Random Thoughts from coffee

Fri May 21 13:06:36 CEST 2004

I'm sitting here pouring over my daily dose of spam and coffee and came 
up with a thought and it actually applies to bogofilter.

Someone mentioned the idea of using a filter like:
#:0
#* ^X-Bogosity: Yes, tests=bogofilter, spamicity=1.000000
#.spam/

To eliminate the "certain" spam from any examination, implying that 
everything <1.000 needed human review.

Similary I guess I could run a filter for 0.000000 to do the same thing.

Then the coffee kicked in...

I've got a ternary configuration and it seems that my Ham is pretty 
solid and my Spam isn't so solid.  So I'm not really in a position to 
just skip any kind of review on the categories of ham/spam and start 
archiving them without some kind of quarentine/review process to 
manually ensure I'm not getting any mistakes in there.

But there does seem to be a value of spamicity, above which I would not 
review.  I would probably start with >0.999999 and slowly move down from 
there.  The idea being that the closer to 0.500 one comes in their score 
for either Spam or Ham, the more attentive I should be because of the 
increased liklihood that I'll have a false reading.

In order to sort this I could present this by pushing a prefix in every 
Subject line with repitions of a character "X" for each 0.1 increment of 
spamicity.  I suppose with enough caffiene something like this could be 
achieved using procmail...  In other terms I'm trying to push all my 
mail into one of ~10 buckets (0.1 increments) with each bucket becoming 
a seperate folder that would get more/less scrutiny then it's 
predecessor.  (procmail could filter on 0.1, 0.2, 0.3 very nicely too)

In a very ugly sense, I'm trying to break up a ternary system into a ... 
decanary (base ten, not decadant, Latin was 20+ years ago so forgive me) 
with many graduations for filtering email to better catch that grey area 
of spam.

As an example:  I currently have a set of Unsure Spam that has scores of:
X-Bogosity: Unsure, tests=bogofilter, spamicity=0.500145, version=0.17.5
X-Bogosity: Unsure, tests=bogofilter, spamicity=0.540586, version=0.17.5
X-Bogosity: Unsure, tests=bogofilter, spamicity=0.590084, version=0.17.5
X-Bogosity: Unsure, tests=bogofilter, spamicity=0.728257, version=0.17.5
X-Bogosity: Unsure, tests=bogofilter, spamicity=0.742948, version=0.17.5
X-Bogosity: Unsure, tests=bogofilter, spamicity=0.758808, version=0.17.5

So I can't very well adjust my spam_cutoff accordingly, I'll have a lot 
of false-positives (Is that the correct term for mis-classified ham?).

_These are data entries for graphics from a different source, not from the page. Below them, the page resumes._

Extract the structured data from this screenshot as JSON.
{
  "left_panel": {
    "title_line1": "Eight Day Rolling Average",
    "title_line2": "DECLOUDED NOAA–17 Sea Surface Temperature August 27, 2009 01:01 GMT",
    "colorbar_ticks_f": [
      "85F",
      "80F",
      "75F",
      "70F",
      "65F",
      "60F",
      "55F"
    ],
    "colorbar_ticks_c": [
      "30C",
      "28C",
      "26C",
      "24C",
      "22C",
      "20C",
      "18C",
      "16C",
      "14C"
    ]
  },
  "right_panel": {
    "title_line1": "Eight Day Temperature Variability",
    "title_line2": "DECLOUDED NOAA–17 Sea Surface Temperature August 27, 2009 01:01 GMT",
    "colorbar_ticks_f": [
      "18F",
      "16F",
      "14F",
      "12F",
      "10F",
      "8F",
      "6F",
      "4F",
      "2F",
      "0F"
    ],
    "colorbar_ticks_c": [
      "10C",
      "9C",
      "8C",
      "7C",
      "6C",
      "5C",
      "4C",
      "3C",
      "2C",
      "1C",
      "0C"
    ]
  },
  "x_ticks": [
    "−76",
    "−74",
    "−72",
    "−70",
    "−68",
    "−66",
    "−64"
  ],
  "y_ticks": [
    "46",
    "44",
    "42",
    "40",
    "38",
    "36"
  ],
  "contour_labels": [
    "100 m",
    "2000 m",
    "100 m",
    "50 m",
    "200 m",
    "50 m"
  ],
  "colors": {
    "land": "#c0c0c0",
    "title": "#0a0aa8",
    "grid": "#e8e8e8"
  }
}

But I could push these into different "buckets" easily enough and save 
some filtering.

What I'm getting at is this:

Does it make sense to subdivide the different cutoff regions into 
smaller segments to aide human review?  Even if sorting was applied, it 
would effectively segment the email.

Is this something that might be appropriate for inclusion into 
bogofilter?  how?

Or should I just knuckle down with procmail for 6 months and come back 
when I have some more hard evidence?  (I'll probably do that today anyways)

Thoughts?